Blog #2: Data Analysis Script (Informal)

Hello all! This post will focus solely on the data analysis script I’ve been working on under the Data Lead for the testing team. 

At the beginning of my internship I expressed interest in sharpening my data analysis and data science skills. My research mentors and the Data Lead happily obliged me, and I have spent the past month and a half or so creating a data analysis script, employing SQL querying and joining from a postgreSQL database and python (pandas, numpy, and matplotlib) for data cleaning, analysis, and visualization. The main goal for this script was to take often used metrics and create a sort of one-stop-shop script where the test scientists could plug in a key for the data they want to run the script on, and the script would spit out some plots and tables with useful statistical analyses.  

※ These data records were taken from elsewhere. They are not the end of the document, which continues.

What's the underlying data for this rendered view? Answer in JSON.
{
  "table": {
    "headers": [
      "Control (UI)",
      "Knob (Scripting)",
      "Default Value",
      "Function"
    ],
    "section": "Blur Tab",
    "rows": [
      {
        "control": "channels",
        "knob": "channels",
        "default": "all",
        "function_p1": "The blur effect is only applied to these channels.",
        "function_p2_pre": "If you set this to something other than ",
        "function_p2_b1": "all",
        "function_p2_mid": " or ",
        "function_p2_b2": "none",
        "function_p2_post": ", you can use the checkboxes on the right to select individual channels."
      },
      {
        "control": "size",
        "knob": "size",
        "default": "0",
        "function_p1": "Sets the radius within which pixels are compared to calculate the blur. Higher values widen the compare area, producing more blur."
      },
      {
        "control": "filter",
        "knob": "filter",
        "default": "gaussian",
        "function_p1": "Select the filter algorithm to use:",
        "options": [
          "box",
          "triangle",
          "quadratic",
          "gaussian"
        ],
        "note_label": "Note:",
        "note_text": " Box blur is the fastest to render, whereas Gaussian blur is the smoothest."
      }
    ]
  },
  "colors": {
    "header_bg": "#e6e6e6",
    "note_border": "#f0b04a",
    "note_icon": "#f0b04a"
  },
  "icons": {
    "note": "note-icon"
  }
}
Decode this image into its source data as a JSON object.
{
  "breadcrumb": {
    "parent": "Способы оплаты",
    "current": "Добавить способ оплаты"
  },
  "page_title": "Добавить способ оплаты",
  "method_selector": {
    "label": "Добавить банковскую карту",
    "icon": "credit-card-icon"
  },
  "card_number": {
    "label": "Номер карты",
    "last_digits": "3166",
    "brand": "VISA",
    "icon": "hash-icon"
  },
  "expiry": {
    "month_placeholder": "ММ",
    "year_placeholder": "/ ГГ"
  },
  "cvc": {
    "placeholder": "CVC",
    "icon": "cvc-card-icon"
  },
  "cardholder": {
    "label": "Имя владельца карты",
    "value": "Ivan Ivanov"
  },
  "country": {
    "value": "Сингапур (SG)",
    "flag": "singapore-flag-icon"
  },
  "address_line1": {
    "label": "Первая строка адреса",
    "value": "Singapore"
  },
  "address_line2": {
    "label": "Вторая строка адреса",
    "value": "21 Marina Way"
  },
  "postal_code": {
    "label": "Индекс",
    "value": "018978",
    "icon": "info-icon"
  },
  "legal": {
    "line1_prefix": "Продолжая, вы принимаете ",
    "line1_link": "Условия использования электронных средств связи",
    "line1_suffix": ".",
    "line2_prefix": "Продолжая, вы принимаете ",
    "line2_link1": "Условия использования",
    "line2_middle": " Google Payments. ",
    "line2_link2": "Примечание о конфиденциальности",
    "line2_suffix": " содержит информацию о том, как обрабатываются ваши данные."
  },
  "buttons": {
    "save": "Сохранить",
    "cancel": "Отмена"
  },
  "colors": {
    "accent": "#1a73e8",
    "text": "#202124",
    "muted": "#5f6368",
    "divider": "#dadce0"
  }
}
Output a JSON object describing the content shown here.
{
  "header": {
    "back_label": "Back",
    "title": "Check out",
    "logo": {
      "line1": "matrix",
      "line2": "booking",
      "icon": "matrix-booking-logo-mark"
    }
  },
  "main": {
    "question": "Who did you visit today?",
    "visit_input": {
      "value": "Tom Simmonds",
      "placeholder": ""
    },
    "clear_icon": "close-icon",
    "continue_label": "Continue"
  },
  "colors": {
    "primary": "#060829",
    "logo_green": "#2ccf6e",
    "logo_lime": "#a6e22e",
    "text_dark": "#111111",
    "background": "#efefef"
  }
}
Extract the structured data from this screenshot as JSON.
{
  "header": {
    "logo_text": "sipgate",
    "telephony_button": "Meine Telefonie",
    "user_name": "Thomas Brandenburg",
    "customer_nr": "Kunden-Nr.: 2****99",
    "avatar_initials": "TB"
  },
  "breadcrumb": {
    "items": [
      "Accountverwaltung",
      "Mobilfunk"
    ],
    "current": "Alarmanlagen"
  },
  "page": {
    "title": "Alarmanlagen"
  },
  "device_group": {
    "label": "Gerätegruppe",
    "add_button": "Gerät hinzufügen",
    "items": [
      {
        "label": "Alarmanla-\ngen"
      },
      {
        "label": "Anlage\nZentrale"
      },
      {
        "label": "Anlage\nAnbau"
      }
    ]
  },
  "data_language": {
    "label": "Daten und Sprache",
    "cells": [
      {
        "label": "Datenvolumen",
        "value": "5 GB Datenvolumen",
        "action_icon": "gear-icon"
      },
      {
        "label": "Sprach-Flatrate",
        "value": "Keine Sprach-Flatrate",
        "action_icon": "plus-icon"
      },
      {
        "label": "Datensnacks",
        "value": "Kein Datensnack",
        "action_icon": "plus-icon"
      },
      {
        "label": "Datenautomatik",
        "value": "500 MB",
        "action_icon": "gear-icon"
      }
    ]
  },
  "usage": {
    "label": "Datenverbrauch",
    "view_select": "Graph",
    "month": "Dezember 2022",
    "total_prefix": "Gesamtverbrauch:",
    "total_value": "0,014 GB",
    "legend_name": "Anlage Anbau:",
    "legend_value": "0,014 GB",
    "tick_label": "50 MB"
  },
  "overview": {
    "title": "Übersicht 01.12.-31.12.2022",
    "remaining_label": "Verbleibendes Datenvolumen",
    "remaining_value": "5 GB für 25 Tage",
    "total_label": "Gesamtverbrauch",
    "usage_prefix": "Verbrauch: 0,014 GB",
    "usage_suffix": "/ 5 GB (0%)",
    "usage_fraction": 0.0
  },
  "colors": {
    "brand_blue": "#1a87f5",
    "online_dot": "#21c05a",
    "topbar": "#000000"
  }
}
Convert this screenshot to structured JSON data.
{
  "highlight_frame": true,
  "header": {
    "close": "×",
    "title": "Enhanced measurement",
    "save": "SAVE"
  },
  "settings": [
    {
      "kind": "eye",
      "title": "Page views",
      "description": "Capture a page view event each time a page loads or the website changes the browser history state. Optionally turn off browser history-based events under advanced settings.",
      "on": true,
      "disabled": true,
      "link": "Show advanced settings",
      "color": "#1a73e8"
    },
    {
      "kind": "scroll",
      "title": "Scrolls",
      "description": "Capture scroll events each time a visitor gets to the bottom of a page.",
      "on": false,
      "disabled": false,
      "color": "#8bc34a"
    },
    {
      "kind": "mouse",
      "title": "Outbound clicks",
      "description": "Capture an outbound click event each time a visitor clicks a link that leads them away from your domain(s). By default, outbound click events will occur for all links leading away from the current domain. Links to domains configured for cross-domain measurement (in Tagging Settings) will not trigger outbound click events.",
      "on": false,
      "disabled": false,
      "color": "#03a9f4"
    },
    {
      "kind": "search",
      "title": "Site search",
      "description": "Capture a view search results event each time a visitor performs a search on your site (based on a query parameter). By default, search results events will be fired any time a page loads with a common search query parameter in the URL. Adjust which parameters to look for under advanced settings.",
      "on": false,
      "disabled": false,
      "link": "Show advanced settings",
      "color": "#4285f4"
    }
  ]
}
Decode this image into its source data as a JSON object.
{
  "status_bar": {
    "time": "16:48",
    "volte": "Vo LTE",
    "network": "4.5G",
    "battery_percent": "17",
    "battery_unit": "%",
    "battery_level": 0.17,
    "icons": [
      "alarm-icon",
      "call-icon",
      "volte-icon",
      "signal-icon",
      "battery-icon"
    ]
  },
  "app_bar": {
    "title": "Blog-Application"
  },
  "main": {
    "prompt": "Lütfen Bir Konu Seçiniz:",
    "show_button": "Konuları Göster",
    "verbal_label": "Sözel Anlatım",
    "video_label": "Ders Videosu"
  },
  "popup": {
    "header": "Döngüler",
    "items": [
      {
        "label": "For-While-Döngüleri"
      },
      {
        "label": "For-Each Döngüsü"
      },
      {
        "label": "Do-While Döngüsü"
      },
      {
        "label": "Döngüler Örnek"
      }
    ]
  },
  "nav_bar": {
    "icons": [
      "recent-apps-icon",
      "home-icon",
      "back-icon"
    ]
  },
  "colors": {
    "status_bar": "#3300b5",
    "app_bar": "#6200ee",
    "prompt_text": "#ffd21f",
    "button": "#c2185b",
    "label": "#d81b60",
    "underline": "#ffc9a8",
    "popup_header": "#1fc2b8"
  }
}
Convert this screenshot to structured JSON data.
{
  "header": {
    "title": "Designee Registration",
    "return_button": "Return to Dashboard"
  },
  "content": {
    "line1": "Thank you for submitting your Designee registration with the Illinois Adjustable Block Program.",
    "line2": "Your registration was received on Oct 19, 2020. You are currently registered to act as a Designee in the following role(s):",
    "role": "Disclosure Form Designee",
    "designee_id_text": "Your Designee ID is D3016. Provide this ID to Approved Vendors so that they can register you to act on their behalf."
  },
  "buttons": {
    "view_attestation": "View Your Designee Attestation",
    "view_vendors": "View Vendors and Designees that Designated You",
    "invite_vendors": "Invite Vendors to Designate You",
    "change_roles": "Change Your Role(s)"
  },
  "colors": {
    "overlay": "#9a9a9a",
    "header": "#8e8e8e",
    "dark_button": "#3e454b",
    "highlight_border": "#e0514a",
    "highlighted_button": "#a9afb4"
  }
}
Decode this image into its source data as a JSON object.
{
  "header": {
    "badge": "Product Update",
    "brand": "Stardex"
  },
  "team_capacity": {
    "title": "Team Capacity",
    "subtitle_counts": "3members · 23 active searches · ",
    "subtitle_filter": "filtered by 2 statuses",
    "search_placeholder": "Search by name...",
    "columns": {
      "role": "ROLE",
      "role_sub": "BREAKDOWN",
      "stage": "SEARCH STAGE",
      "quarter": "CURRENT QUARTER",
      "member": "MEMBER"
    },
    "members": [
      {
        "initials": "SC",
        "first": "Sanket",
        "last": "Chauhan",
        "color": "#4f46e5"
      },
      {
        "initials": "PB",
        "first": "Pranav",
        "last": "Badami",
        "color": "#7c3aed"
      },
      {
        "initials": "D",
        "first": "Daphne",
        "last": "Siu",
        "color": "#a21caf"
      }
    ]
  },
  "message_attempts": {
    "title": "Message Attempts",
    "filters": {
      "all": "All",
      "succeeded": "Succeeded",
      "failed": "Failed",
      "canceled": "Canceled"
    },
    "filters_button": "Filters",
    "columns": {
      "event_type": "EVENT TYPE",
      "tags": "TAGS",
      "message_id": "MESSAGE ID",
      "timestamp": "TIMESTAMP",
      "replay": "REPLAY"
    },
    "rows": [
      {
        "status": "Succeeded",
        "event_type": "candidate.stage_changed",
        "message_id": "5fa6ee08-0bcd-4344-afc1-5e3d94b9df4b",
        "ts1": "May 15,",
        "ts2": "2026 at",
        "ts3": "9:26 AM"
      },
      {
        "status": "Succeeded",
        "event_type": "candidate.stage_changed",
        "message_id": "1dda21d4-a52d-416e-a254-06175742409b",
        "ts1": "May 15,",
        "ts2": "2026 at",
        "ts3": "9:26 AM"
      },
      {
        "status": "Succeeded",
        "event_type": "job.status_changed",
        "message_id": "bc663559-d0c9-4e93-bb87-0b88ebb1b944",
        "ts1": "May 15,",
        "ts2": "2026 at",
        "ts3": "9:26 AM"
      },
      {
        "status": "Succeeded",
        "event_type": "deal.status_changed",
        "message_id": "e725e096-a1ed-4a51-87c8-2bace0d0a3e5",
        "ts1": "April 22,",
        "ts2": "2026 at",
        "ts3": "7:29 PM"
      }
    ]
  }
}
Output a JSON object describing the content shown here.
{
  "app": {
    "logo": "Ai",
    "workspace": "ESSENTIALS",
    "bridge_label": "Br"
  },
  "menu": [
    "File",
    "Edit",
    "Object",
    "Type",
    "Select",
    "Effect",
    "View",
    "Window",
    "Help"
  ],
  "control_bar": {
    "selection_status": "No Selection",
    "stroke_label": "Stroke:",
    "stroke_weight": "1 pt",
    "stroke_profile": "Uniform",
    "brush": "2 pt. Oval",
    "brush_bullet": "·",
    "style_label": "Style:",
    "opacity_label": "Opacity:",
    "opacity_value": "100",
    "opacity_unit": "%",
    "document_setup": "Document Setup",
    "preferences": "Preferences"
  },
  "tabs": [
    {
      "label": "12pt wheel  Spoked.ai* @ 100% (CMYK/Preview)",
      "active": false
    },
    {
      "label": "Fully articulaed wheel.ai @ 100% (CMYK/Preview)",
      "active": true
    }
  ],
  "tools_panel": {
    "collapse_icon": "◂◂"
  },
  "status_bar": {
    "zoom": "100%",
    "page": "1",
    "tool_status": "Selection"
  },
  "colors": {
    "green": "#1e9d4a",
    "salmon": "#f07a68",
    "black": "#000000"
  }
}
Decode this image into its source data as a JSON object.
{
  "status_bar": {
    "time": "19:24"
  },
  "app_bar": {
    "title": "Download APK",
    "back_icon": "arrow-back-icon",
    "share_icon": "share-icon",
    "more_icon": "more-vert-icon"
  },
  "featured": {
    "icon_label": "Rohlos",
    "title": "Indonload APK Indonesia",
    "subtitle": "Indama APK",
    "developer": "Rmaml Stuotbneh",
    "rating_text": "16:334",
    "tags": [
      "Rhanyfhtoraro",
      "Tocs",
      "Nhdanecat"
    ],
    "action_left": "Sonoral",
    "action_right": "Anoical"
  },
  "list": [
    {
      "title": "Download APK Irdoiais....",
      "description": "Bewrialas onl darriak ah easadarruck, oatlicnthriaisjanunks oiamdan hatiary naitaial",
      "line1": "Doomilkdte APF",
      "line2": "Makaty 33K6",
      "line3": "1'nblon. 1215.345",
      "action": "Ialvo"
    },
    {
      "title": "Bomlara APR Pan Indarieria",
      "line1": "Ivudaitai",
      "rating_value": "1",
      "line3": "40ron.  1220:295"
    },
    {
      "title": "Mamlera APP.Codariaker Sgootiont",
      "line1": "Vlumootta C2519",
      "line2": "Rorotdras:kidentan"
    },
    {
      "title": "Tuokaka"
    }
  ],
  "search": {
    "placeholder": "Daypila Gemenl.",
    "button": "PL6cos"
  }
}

The most time consuming part of this project was writing a script to clean the data. I don’t love the word time consuming in this case; time consuming has a negative connotation, and I really enjoyed this process. The most fun part of programming for me is being able to solve intricate and interesting puzzles. Anybody who has taken an introductory programming course (and has enjoyed it) understands this. Usually though, after those introductory courses, the fun puzzle questions decrease in frequency. Creating a script to clean the data carried on this enjoyment for me. The first step of this process was creating test cases that anticipated the possible errors there could be in the data. This is where my time working with the testing team doing the actual testing came in really handy. With the testing team I gained an understanding of what the data was and the possible errors it could have. I had the help of the Data Lead to write test cases based on these possible errors and set to solving them in a comprehensive and computationally simple way. 

Making the data analysis script was a wonderful opportunity. It was totally separate from my other projects and other work. I told my supervisors at Imprint that I wanted to get more experience applying my data skills, so they gave me a project to do just that. I learned a lot of useful information about data cleaning, querying, and analysis with guidance from the Imprint team. Big thanks to them for the experience, and to you for reading!